Valentin hocha affirmativement la tête et enchaina :
— Avant de t’en parler, nous avons voulu savoir, alors nous avons enquêté. Nous avons fini par trouver le nom et l’adresse du type sur la photo.
— Oui, continua Amandine, et nous avons réussi à le contacter. Il était dans le même collège que Jade en Nouvelle Calédonie et il la connaissait bien avant de revenir en France.
— Quand nous l’avons mis au courant pour Jade et toi, enchaina Valentin, il a réagi… comme toi maintenant… une peine immense.
— Je crois que c’est un type qui te ressemble, compléta Charly, un bon mec, d’abord incrédule puis complètement ravagé par notre révélation. Il semblait très attaché à cette fille.
— C’est pour ça que je t’ai demandé de m’envoyer un selfie de vous deux, expliqua Valentin. Je lui ai suggéré de demander à Jade de choisir entre toi et lui.
— Mais il considère qu’elle s’est moquée de lui, il ne veut plus en entendre parler, annonça Amandine.
— Flo, tu es tombé amoureux de la plus belle fille du collège et elle s’est amusée avec toi comme avec l’autre, expliqua Valentin. Je me mets d’autant plus à ta place que j’ai vécu la même situation avec Emily. Je sais que c’est très dur.
— On était tellement navré quand le Thénardier et sa bande te balançaient des vannes que tu ne pouvais pas comprendre, dit doucement Charly.
Florian, épaules voutées, les yeux rougis et humides ne réagissait pas.
— C’est moi qui t’ai expédié la photo anonyme, déclara Amandine. J’ai voulu te prévenir. Je ne supporte pas qu’on joue double-jeu, qu’on puisse se moquer de mes amis qui m’ont sauvée.
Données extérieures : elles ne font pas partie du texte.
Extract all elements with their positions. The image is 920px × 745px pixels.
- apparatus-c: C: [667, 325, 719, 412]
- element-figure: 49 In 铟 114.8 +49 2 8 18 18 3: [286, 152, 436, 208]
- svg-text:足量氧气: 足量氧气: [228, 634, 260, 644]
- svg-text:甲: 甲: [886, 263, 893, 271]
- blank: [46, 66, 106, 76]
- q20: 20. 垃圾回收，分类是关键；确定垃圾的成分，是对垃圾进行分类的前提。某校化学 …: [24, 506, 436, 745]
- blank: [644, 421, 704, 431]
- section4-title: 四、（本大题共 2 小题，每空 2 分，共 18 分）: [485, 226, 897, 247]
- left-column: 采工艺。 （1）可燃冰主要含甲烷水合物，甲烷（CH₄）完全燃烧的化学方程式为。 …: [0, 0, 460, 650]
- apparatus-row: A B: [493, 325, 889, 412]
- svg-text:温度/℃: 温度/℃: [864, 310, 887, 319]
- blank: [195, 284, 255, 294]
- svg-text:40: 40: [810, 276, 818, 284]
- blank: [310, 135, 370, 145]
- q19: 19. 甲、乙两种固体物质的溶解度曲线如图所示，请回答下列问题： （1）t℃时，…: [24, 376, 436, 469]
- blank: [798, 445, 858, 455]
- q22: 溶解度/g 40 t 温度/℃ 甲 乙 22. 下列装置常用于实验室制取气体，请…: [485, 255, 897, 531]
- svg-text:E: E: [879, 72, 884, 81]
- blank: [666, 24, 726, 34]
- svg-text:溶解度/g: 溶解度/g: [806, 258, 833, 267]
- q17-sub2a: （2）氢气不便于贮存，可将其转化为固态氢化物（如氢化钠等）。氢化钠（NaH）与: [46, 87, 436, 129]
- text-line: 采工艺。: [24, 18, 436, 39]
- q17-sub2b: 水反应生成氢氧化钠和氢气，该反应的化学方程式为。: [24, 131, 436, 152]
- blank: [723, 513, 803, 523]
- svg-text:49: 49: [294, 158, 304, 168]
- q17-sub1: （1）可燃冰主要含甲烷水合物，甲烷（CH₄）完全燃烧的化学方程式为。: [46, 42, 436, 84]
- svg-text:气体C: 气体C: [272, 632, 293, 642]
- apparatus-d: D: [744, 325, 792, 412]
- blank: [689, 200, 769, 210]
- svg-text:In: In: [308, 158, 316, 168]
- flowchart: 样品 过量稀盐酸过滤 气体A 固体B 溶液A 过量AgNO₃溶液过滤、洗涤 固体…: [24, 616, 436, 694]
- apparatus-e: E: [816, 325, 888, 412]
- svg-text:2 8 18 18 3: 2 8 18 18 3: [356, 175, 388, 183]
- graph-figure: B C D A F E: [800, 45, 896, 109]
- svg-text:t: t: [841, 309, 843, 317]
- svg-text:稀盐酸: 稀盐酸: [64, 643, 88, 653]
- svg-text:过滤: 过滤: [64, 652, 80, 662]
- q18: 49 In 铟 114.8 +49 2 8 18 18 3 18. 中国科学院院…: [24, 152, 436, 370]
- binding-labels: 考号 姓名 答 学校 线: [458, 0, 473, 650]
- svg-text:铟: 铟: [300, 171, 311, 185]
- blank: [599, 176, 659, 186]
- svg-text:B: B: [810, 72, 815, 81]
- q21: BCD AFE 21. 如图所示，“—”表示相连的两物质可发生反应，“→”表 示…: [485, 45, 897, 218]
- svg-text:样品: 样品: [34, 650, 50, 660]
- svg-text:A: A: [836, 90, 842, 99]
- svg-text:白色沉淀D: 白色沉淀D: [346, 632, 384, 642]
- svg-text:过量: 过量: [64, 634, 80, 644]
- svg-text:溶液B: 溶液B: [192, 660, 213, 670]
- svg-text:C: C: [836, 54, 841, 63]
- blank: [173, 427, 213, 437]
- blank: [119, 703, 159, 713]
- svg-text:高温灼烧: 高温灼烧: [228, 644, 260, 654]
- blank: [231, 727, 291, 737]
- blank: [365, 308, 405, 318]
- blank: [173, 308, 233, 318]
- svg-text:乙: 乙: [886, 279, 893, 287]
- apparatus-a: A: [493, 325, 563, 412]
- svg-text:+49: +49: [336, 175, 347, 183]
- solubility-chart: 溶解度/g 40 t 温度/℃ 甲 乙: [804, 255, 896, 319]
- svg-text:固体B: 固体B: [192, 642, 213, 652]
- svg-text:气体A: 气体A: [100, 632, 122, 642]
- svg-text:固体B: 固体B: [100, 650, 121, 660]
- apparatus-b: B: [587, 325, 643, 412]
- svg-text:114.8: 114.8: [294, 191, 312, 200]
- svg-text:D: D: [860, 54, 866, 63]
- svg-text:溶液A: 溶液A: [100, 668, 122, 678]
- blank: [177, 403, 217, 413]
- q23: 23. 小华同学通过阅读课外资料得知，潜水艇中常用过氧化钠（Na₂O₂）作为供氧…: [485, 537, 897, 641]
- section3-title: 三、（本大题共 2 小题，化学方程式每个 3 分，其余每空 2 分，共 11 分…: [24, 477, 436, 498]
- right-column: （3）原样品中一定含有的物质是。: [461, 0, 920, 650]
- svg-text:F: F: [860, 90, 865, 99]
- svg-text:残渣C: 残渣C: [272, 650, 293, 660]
— Que décides-tu ? demanda timidement Charly.
— Comment tu as fait… toi Val… avec… Emily ? finit par demander Florian.
— Quand elle s’est affichée avec ce naze de Romuald, je l’ai laissée tomber, sans un mot, et j’ai fini par trouver du réconfort dans l’amitié de vous tous.
— Et… elle… Emily ?
— Je crois qu’elle a beaucoup regretté son attitude. Elle a ensuite fait pas mal de tentatives de rapprochement sentimental mais j’évite soigneusement de recommencer. Je la considère comme les autres filles de notre groupe et elle finit par s’y faire.
— Que vas-tu décider ? questionna Amandine.
Quelques coups frappés à la porte du bureau détournèrent l’attention.
— Amandine, vous avez fini ? J’ai besoin de travailler à l’ordinateur. J’ai le bac de français à la fin de l’année, moi !
— C’est ma sœur Camille, expliqua Amandine. Oui, on a fini, tu peux entrer.
— On te raccompagne, Flo ? demanda Charly approuvé par Valentin.
Florian acquiesça d’un signe de tête puis il se tourna vers Amandine.
— Tu as bien fait de m’envoyer cette photo, je ne t’en veux pas, au contraire je te remercie.